In the end, the question is, what to do about it? Sure, we can blame parents and “oldies.” But it is not their responsibility for picking up our lives. It is your own. The best way to oppose the “old fuddy-duddies” is to not be like them. You knew you were taught wrong, so you must now correct your beliefs and ideas, and start practicing the right ones. This includes accepting that you don’t need to be rich or have other people obey you to be happy or fulfilled. You may want to help others, but aside from that, you must also learn to help yourself. Undo the influence of entitlement and mendicancy on your life. Accept that you can’t always have things your way, and that it’s not a sign of weakness or final failure in life. Stop dreaming too big, such as solving world hunger or worrying about hungry kids from Africa unless you could quickly fly over and start a feeding program at once. If you can’t, stop beating yourself – and others – over it, and focus on what’s already near you. Be realistic.
Let’s have another example, say, people who try to take a different lifestyle, such as just avoiding pork or being vegan. But they’re alone in a house full of voracious meat-eaters, who might even tease them for their “stupid” cause. They find it hard to follow their own rules. So they try to do something desperate – try to ban others from meat-eating. But that’s the stupid way of doing it, because it’s like “naghahanap ng karamay (looking for company in misery).” They feel like they’re changing the world, but they are actually just trying to make others like themselves. If they’re really serious about their cause, they’ll soldier on and do something like buy their own food or set up their own environment where they can carry on their lifestyle. Better to get a job, move out and have their own space where they can do what they want. But when they can’t, they lash back at the world for it, which doesn’t help anyway.
Blaming the old generation can also be misguided. For example, we have Jover Laurio, who attacks president Duterte as an “oldie” who’s the cause of all the problems in the Philippines. But it was recently revealed that she was paid to do it.
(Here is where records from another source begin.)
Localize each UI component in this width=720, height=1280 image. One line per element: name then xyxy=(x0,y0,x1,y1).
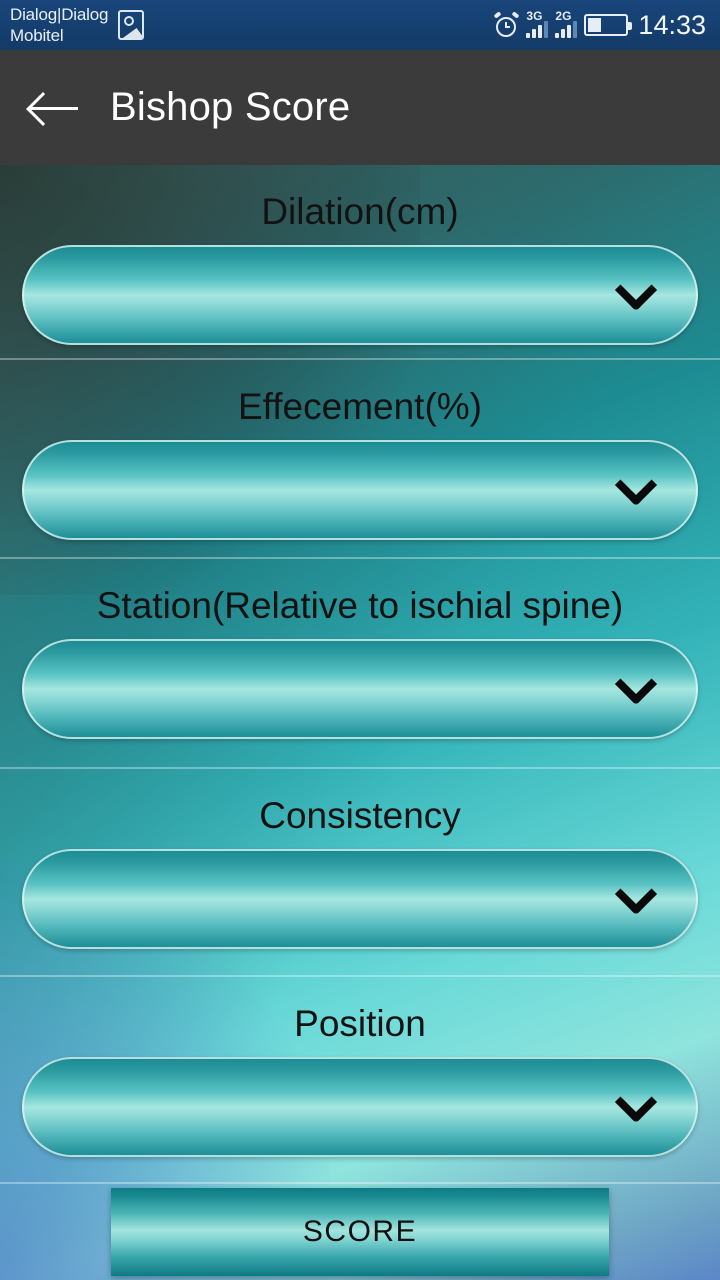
alarm-clock-icon xyxy=(493,10,520,38)
score-button-area: SCORE xyxy=(0,1184,720,1280)
sim1-network-label: 3G xyxy=(526,9,543,23)
sim1-signal-bars xyxy=(526,21,549,38)
page-title: Bishop Score xyxy=(110,85,351,129)
battery-icon xyxy=(584,14,633,36)
field-group-position: Position xyxy=(0,977,720,1184)
score-button[interactable]: SCORE xyxy=(111,1188,609,1276)
field-group-consistency: Consistency xyxy=(0,769,720,977)
spinner-position[interactable] xyxy=(22,1057,698,1157)
app-bar: Bishop Score xyxy=(0,50,720,165)
field-group-dilation: Dilation(cm) xyxy=(0,165,720,360)
status-bar-right: 3G 2G 14:33 xyxy=(493,9,706,40)
chevron-down-icon xyxy=(618,275,652,309)
spinner-consistency[interactable] xyxy=(22,849,698,949)
field-group-station: Station(Relative to ischial spine) xyxy=(0,559,720,769)
carrier-line-1: Dialog|Dialog xyxy=(10,5,109,24)
field-label-station: Station(Relative to ischial spine) xyxy=(96,585,624,626)
app-screen: Dialog|Dialog Mobitel 3G 2G 14:33 Bishop… xyxy=(0,0,720,1280)
signal-sim2: 2G xyxy=(555,9,578,38)
spinner-dilation[interactable] xyxy=(22,245,698,345)
chevron-down-icon xyxy=(618,1087,652,1121)
form-content: Dilation(cm) Effecement(%) Station(Relat… xyxy=(0,165,720,1280)
status-bar-left: Dialog|Dialog Mobitel xyxy=(10,4,145,46)
field-label-consistency: Consistency xyxy=(259,795,461,836)
spinner-station[interactable] xyxy=(22,639,698,739)
signal-sim1: 3G xyxy=(526,9,549,38)
field-label-dilation: Dilation(cm) xyxy=(261,191,459,232)
back-arrow-icon xyxy=(30,91,80,125)
field-label-position: Position xyxy=(294,1003,426,1044)
sim2-network-label: 2G xyxy=(555,9,572,23)
back-button[interactable] xyxy=(0,50,110,165)
sim2-signal-bars xyxy=(555,21,578,38)
carrier-label: Dialog|Dialog Mobitel xyxy=(10,4,108,46)
chevron-down-icon xyxy=(618,470,652,504)
screenshot-icon xyxy=(118,10,145,40)
chevron-down-icon xyxy=(618,669,652,703)
status-bar-clock: 14:33 xyxy=(638,9,706,40)
spinner-effacement[interactable] xyxy=(22,440,698,540)
field-label-effacement: Effecement(%) xyxy=(237,386,483,427)
carrier-line-2: Mobitel xyxy=(10,26,64,45)
chevron-down-icon xyxy=(618,879,652,913)
field-group-effacement: Effecement(%) xyxy=(0,360,720,559)
status-bar: Dialog|Dialog Mobitel 3G 2G 14:33 xyxy=(0,0,720,50)
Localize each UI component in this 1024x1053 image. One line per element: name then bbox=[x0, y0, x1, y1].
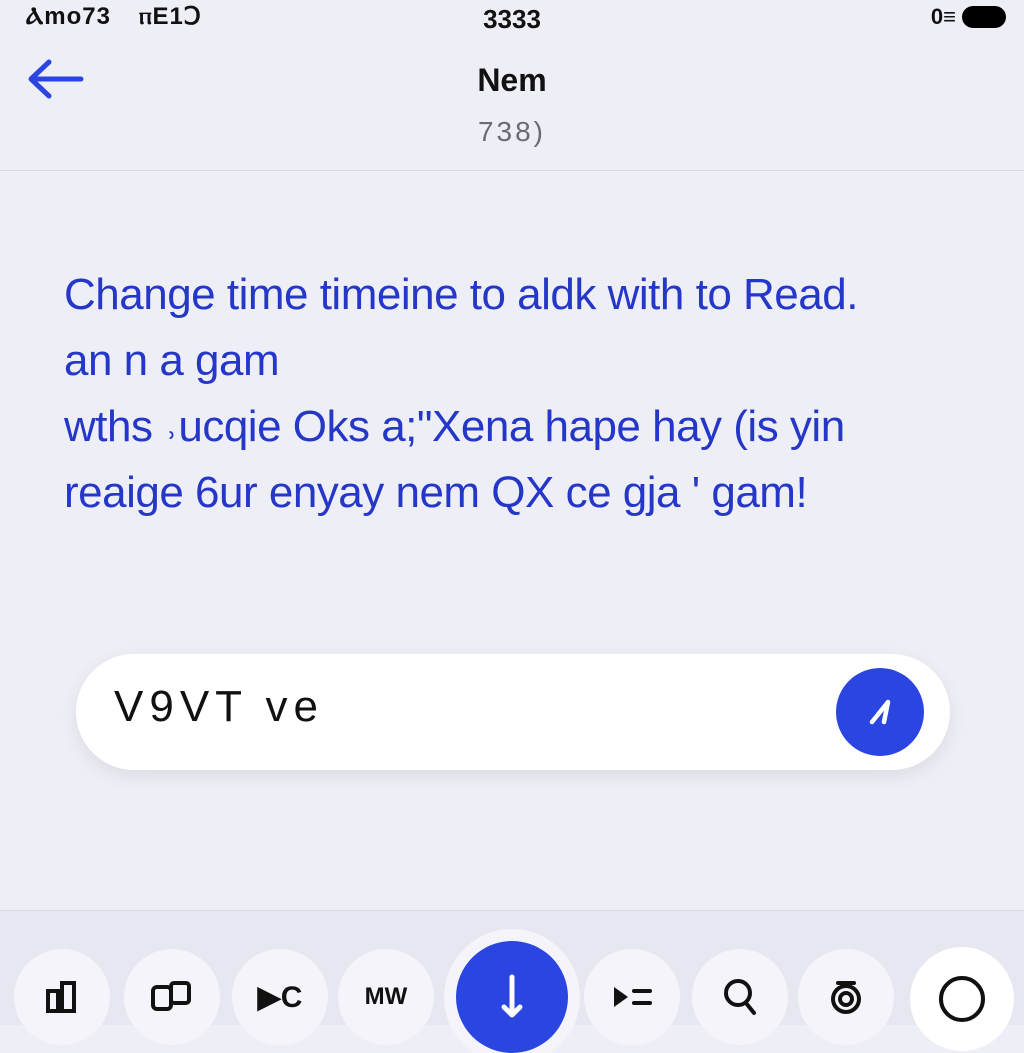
battery-icon bbox=[962, 6, 1006, 28]
bottom-toolbar: ▶C MW bbox=[0, 910, 1024, 1053]
status-bar: Ⲁmo73 ⲡE1Ↄ 3333 0≡ bbox=[0, 0, 1024, 44]
cards-button[interactable] bbox=[124, 949, 220, 1045]
header: Nem 738) bbox=[0, 44, 1024, 171]
tiles-icon bbox=[46, 981, 76, 1013]
message-line: wths ˒ucqie Oks a;"Xena hape hay (is yin bbox=[64, 402, 845, 451]
play-c-button[interactable]: ▶C bbox=[232, 949, 328, 1045]
message-input[interactable]: V9VT ve bbox=[114, 682, 324, 732]
message-body: Change time timeine to aldk with to Read… bbox=[64, 262, 984, 526]
page-subtitle: 738) bbox=[477, 116, 547, 147]
gear-icon bbox=[831, 981, 861, 1014]
circle-icon bbox=[939, 976, 985, 1022]
network-indicator: 0≡ bbox=[930, 4, 956, 29]
play-c-icon: ▶C bbox=[257, 980, 303, 1014]
mw-button[interactable]: MW bbox=[338, 949, 434, 1045]
message-line: reaige 6ur enyay nem QX ce gja ' gam! bbox=[64, 468, 808, 517]
mw-icon: MW bbox=[364, 983, 408, 1010]
message-input-bar[interactable]: V9VT ve bbox=[76, 654, 950, 770]
message-line: an n a gam bbox=[64, 336, 280, 385]
settings-button[interactable] bbox=[798, 949, 894, 1045]
list-play-icon bbox=[614, 987, 652, 1007]
status-time: 3333 bbox=[483, 4, 541, 34]
cards-icon bbox=[151, 981, 191, 1011]
page-title: Nem bbox=[477, 62, 547, 98]
send-button[interactable] bbox=[836, 668, 924, 756]
download-button[interactable] bbox=[456, 941, 568, 1053]
message-line: Change time timeine to aldk with to Read… bbox=[64, 270, 858, 319]
list-play-button[interactable] bbox=[584, 949, 680, 1045]
send-arrow-icon bbox=[869, 699, 891, 725]
search-button[interactable] bbox=[692, 949, 788, 1045]
search-icon bbox=[724, 979, 756, 1015]
status-right: 0≡ bbox=[931, 4, 1006, 30]
record-button[interactable] bbox=[910, 947, 1014, 1051]
tiles-button[interactable] bbox=[14, 949, 110, 1045]
download-icon bbox=[501, 974, 523, 1018]
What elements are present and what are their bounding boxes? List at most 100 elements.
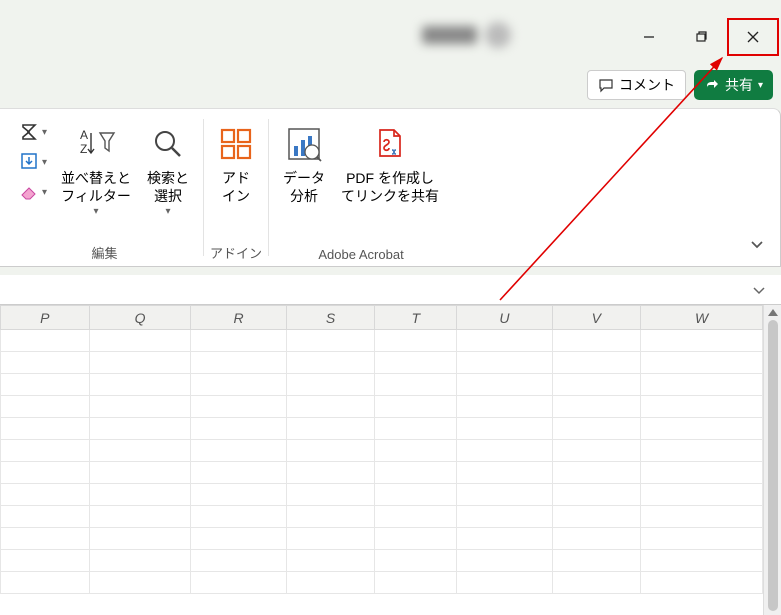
cell[interactable]: [641, 528, 763, 550]
cell[interactable]: [641, 572, 763, 594]
chevron-down-icon[interactable]: [751, 282, 767, 298]
column-header[interactable]: R: [191, 306, 286, 330]
restore-button[interactable]: [675, 18, 727, 56]
cell[interactable]: [286, 550, 375, 572]
cell[interactable]: [375, 528, 457, 550]
cell[interactable]: [375, 330, 457, 352]
column-header[interactable]: W: [641, 306, 763, 330]
scroll-up-arrow[interactable]: [768, 309, 778, 316]
cell[interactable]: [552, 572, 641, 594]
cell[interactable]: [286, 528, 375, 550]
pdf-create-share-button[interactable]: PDF を作成し てリンクを共有: [333, 117, 447, 211]
cell[interactable]: [89, 330, 191, 352]
data-analysis-button[interactable]: データ 分析: [275, 117, 333, 211]
cell[interactable]: [375, 572, 457, 594]
cell[interactable]: [286, 572, 375, 594]
column-header[interactable]: V: [552, 306, 641, 330]
cell[interactable]: [89, 550, 191, 572]
cell[interactable]: [552, 550, 641, 572]
cell[interactable]: [191, 550, 286, 572]
share-button[interactable]: 共有 ▾: [694, 70, 773, 100]
find-select-button[interactable]: 検索と 選択 ▾: [139, 117, 197, 224]
cell[interactable]: [1, 374, 90, 396]
cell[interactable]: [286, 396, 375, 418]
cell[interactable]: [1, 440, 90, 462]
cell[interactable]: [552, 396, 641, 418]
cell[interactable]: [89, 506, 191, 528]
cell[interactable]: [552, 330, 641, 352]
column-header[interactable]: U: [457, 306, 552, 330]
cell[interactable]: [191, 352, 286, 374]
cell[interactable]: [375, 418, 457, 440]
cell[interactable]: [641, 374, 763, 396]
vertical-scrollbar[interactable]: [763, 305, 781, 615]
cell[interactable]: [1, 396, 90, 418]
cell[interactable]: [1, 572, 90, 594]
cell[interactable]: [552, 528, 641, 550]
cell[interactable]: [457, 550, 552, 572]
column-header[interactable]: P: [1, 306, 90, 330]
cell[interactable]: [641, 506, 763, 528]
cell[interactable]: [191, 572, 286, 594]
cell[interactable]: [191, 374, 286, 396]
cell[interactable]: [552, 506, 641, 528]
scroll-thumb[interactable]: [768, 320, 778, 611]
sort-filter-button[interactable]: A Z 並べ替えと フィルター ▾: [53, 117, 139, 224]
minimize-button[interactable]: [623, 18, 675, 56]
clear-button[interactable]: ▾: [18, 181, 47, 203]
cell[interactable]: [89, 352, 191, 374]
cell[interactable]: [1, 550, 90, 572]
cell[interactable]: [375, 484, 457, 506]
cell[interactable]: [641, 550, 763, 572]
cell[interactable]: [552, 374, 641, 396]
spreadsheet-grid[interactable]: PQRSTUVW: [0, 305, 763, 615]
cell[interactable]: [457, 352, 552, 374]
cell[interactable]: [1, 330, 90, 352]
cell[interactable]: [457, 528, 552, 550]
cell[interactable]: [191, 528, 286, 550]
close-button[interactable]: [727, 18, 779, 56]
cell[interactable]: [641, 396, 763, 418]
cell[interactable]: [641, 462, 763, 484]
comments-button[interactable]: コメント: [587, 70, 686, 100]
cell[interactable]: [191, 440, 286, 462]
ribbon-collapse-button[interactable]: [748, 235, 766, 256]
cell[interactable]: [552, 440, 641, 462]
cell[interactable]: [286, 352, 375, 374]
cell[interactable]: [89, 418, 191, 440]
column-header[interactable]: Q: [89, 306, 191, 330]
cell[interactable]: [1, 352, 90, 374]
cell[interactable]: [375, 462, 457, 484]
cell[interactable]: [286, 418, 375, 440]
cell[interactable]: [641, 484, 763, 506]
cell[interactable]: [375, 396, 457, 418]
cell[interactable]: [457, 418, 552, 440]
cell[interactable]: [457, 374, 552, 396]
cell[interactable]: [457, 330, 552, 352]
cell[interactable]: [552, 352, 641, 374]
cell[interactable]: [641, 352, 763, 374]
column-header[interactable]: T: [375, 306, 457, 330]
cell[interactable]: [286, 484, 375, 506]
fill-button[interactable]: ▾: [18, 151, 47, 173]
cell[interactable]: [552, 462, 641, 484]
cell[interactable]: [375, 352, 457, 374]
cell[interactable]: [1, 484, 90, 506]
cell[interactable]: [89, 484, 191, 506]
cell[interactable]: [552, 484, 641, 506]
cell[interactable]: [457, 506, 552, 528]
cell[interactable]: [89, 374, 191, 396]
cell[interactable]: [457, 484, 552, 506]
cell[interactable]: [286, 506, 375, 528]
cell[interactable]: [89, 572, 191, 594]
cell[interactable]: [552, 418, 641, 440]
formula-bar[interactable]: [0, 275, 781, 305]
cell[interactable]: [89, 440, 191, 462]
addins-button[interactable]: アド イン: [210, 117, 262, 211]
cell[interactable]: [286, 440, 375, 462]
cell[interactable]: [191, 330, 286, 352]
autosum-button[interactable]: ▾: [18, 121, 47, 143]
cell[interactable]: [457, 462, 552, 484]
cell[interactable]: [89, 396, 191, 418]
cell[interactable]: [286, 330, 375, 352]
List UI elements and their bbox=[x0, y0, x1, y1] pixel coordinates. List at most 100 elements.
She was paid to take advantage of bitterness and manipulate it for political reasons.
The old generation will pass on, while this generation has the chance to retain the older generation’s ideas or have their own way. They will also grow old and pass their ideas to a newer generation. This is the chance where they can undo the damage done by wrong beliefs and corrupt traditions. This means letting go of bitterness, and never letting it be a main motivator of our lives. It also includes changing the mindset that there should be a hegemony over the world that other people should follow. There should be no more of this desire to impose hegemony. SJWs want this hegemony because they assume “capitalists” forced this hegemony, so they want to reverse it and put themselves on top. But that makes them no better than who they hate. It’s better to discourage any sort of hegemony and promote respect of individuality and differences.